EXPERT Subsidence · Further Knowledge · E4 of 6
Cause of action — nuisance and/or negligence
Both routes need causation AND foreseeability. Choice depends on tree owner type and what evidence is available.
| Private nuisance | Negligence | |
|---|---|---|
| Element 1 | Proprietary interest in damaged property | Duty of care from tree owner |
| Element 2 | Causation | Breach of that duty |
| Element 3 | Foreseeability | Causation |
| Element 4 | — | Foreseeability |
Causation test
Tree must be the "effective and substantial cause" (Paterson v Humberside CC 1995) or "material cause" (Loftus-Brigham v Ealing 2003). Balance of probabilities — more likely than not.
Evidence pack you'll need
- Photographs of damage and roots in trial pits
- Root analysis — positive identification of roots under foundations
- PH witness statement — length of residence, when first noticed, tree owner's tending, seasonal opening/closing
- Soil analysis at proper time of year (winter test may not show desiccation — beware false negatives)
- Monitoring — cyclical and progressive movement; ideally continuing post-removal of implicated tree
- Arboriculturist's report (causation + foreseeability)
- Consulting Engineer's report (extent of damage + likely cause + appropriate repair)
Foreseeability — different rules for LAs vs domestic owners
Local Authorities harder to defend
Aware in principle since the mid-1970s of risks of failing to maintain trees in dry conditions (Russell v LB Barnet 1984). But mere proximity is not enough — there must be a real risk (Berent v Family Mosaic & Islington 2012). LA is expected to have a reasonable maintenance regime in place.
Domestic owners harder to recover
Generally treated as unable to foresee tree-root damage (Greenwood v Portwood 1984). Hard-line approach in Butcher v Perkins 1992 rarely followed.

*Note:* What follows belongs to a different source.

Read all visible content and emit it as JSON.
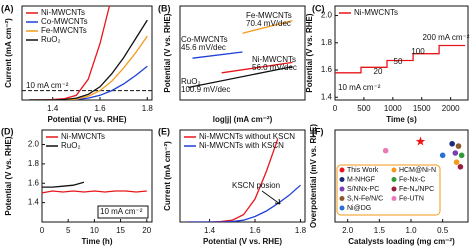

Recovery from domestic owner still possible, but requires:
- Putting them on notice early
- Providing evidence of causation
- Demonstrating they failed to act after notice
See also the ABI Domestic Tree Root Agreement (Module E6).
Capacity to sue
Hunter v Canary Wharf 1997: Claimant must have proprietary interest. Delaware Mansions v Westminster 2001 (HoL): continuing nuisance can extend liability across changes of ownership; defendant entitled to notice and reasonable opportunity to abate.
Limitation
- Negligence: 6-year limitation from damage
- Nuisance: ongoing tort — fresh cause of action accrues each day
- Apportion damage: last 6 years recoverable in nuisance, earlier limitation-barred
- Latent Damage Act 1985: extends by 3 years from discovery, 15-year long-stop
Key cases — at a glance
| Case | Year | Principle |
|---|---|---|
| Paterson v Humberside CC | 1995 | "Effective and substantial cause" test; shallow foundations no defence |
| Loftus-Brigham v Ealing | 2003 | "Material cause" test; vegetation comparison wrongly applied at trial |
| Delaware Mansions v Westminster | 2001 HoL | Continuing nuisance crosses ownership change; right to notice + chance to abate |
| Jones v Portsmouth CC | 2002 | Test for "reasonable opportunity to abate" |
| Hunter v Canary Wharf | 1997 | Proprietary interest required to sue in private nuisance |
| Berent v Family Mosaic & Islington | 2012 | LA needs "real risk", not mere proximity |
| Russell v LB Barnet | 1984 | LAs deemed aware of tree risks since mid-1970s |
| Greenwood v Portwood | 1984 | Domestic owner generally cannot foresee |
| Butcher v Perkins | 1992 | Hard-line domestic foreseeability — generally not followed |
| Hurst v Hampshire CC | 1997 | LA owns highway tree for all purposes regardless of subsoil ownership |
| Bunclark v Hertford CC | 1977 | Poor construction no defence ("eggshell skull" equivalent) |
| McCombe v Read | 1955 | Tree predating house no defence |
| Westminster v John Lyon | 2012 | TPO refusal compensation: future foreseeable underpinning recoverable from LA |
| Shelfer v City of London Electric | 1895 | 4-element test for damages in lieu of injunction |
Quantum challenges
Defendant tree owners will often challenge the cost of repairs, particularly underpinning. The Claimant only has to demonstrate that the repairs were reasonably necessary and that their nature and extent were reasonable. Distress/inconvenience claimable but courts award low.